Descr is a small language for describing other languages. Given a description, currently it will create:
- Ast datatypes with constructors and "as_enum" functions
- Parser (through nom)
- A visitor trait to traverse parsed source
- Ast to source functions
- Syntax highlighting that can be used in vscode extension
It is very much exploratory/work in progress and will remain so for a handful of months. Ast datatypes, parser and visitor seems usable, but parse errors for example are missing. To source transformation contains some extra whitespace, I am planning some construct like + between tokens to signify no whitespace, and formatting annotations to aid formatting. Syntax highlighting might work, but is exploratory and has some todos.
However I hope for a good future for this project as I find it quite interesting.
Ast structs can be described like this:
AstName(LPAREN ident RPAREN)
By now the parser will recognize the following source:
(some_ident)
And parse it into a generated struct:
pub struct AstName<'a> {
ident: &'a str
}
Another struct could have this as a member:
Container(ident COLON AstName)
AstName(LPAREN ident RPAREN)
Which would recognize the following source:
container_ident: (some_ident)
And parse it into:
Container {
ident: "container_ident",
ast_name: AstName {
ident: "some_ident"
}
}
To allow alternatives, an enum can be described like this:
Comparison {
"=" => Equal,
"<" => Lt,
">" => Gt
}
Which creates a simple enum struct:
Comparison {
Equal,
Lt,
Gt
}
The variations could also have data, which generates structs for each:
Alternatives {
IntConst(int),
StringVal(string)
}
Generates:
pub enum Alternatives<'a> {
IntConstItem(IntConst),
StringValItem(StringVal)
}
pub struct IntConst {
pub int: i32
}
pub struct StringVal<'a> {
pub string: &'a str
}
...
Lists result in vector-members of enums or structs depending on whether there are variations among the possibilities:
Source (statements)
statements:Statement[] {
("say" string) => Say,
("bg" Color) => BgColor
}
(* Alternative syntax also
* work for list items *)
Color {
Red("red"),
Green("green"),
Blue("blue")
}
This definition would recognize the following source:
bg blue
say "Hello world"
To traverse these items, the following code could be created:
use lang::visitor::Visitor;
use lang::ast::*;
struct Interpr;
impl<'a> Visitor<'a> for Interpr {
fn visit_say(&mut self, node: &'a Say) {
println!("Saying: {}", node.string);
}
fn visit_bg_color(&mut self, node: &'a BgColor) {
match &node.color {
&Color::Red => set_bg(255, 180, 180),
&Color::Green => set_bg(180, 255, 180),
&Color::Blue => set_bg(180, 180, 255)
};
}
}
Tokens can be given names that will resolve to member names:
TwoIdents(first:ident second:ident)
pub struct TwoIdents<'a> {
first: &'a str,
second: &'a str
}
A token can be made optional with a question mark:
Optionally("opt" ident? SEMICOLON)
When named, chars and tags will resolve to booleans, other will resolve to Option.
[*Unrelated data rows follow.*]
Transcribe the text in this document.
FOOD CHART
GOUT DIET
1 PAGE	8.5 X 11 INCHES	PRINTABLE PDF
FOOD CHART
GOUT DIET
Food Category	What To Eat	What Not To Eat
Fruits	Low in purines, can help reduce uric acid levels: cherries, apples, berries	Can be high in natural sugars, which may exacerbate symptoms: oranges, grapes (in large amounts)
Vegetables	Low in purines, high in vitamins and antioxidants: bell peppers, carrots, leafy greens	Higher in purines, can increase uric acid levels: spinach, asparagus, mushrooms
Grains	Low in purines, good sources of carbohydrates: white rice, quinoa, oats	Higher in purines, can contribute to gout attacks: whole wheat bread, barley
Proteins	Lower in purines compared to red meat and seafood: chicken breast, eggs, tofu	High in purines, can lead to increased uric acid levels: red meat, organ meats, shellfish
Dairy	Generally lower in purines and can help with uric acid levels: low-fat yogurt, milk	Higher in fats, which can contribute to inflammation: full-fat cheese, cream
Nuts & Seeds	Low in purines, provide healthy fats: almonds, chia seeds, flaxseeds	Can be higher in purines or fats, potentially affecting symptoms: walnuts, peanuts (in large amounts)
Parse string until token matches:
Until("text" parsed:!SEMICOLON)
See descr.lang for a more complete example, as well as the definition of the language.
Token | Value |
---|---|
ident | Identifier (_alpha + alphanumeric) |
string | Reads quoted string |
int | Parse integer |
LPAREN | ( |
RPAREN | ) |
LBRACE | { |
RBRACE | } |
LBRACKET | [ |
RBRACKET | ] |
COMMA | , |
COLON | : |
SEMICOLON | ; |
EQUAL | = |
LT | < |
GT | > |
LTE | <= |
GTE | >= |
STAR | * |
EXCL | ! |
DOT | . |
QUESTION | ? |
WS | Whitespace |
There is a file called "playground.lang" which is for describing
a language, and a "pg-example.pg" file describing a source.
Running cargo run pg
in the root will generate language
code when pg.lang is changed, and show the result of parsing
pg-example.pg otherwise.
To create a language extension, and add syntax highlighting:
- Go to ~/.vscode/extensions
- Run
yo code
, and configure your language extension - Copy syntax json into .tmLanguage.json
- Ensure
scopeName
is set tosource.
and your chosen language code - Reload vscode
- Recursive data structures
- Groups of tokens
- To source generator
- Annotations for things like serde integration
- Include language files, maybe into context
- "Standard library" with tokens etc
- Try some languages, subset of javascript, glsl
- Look for patterns to generalize
- Try to organize languages beside each other
- Transform support
- Syntax highlight generation
- Analyze rules to order by longest rule first when conflict
- Parse error messages
- Provide some language elements and type system?
- More editor support, pluggable code completion, language server?
- Generate code for other languages (ocaml maybe) and set up serialization (just to_source?)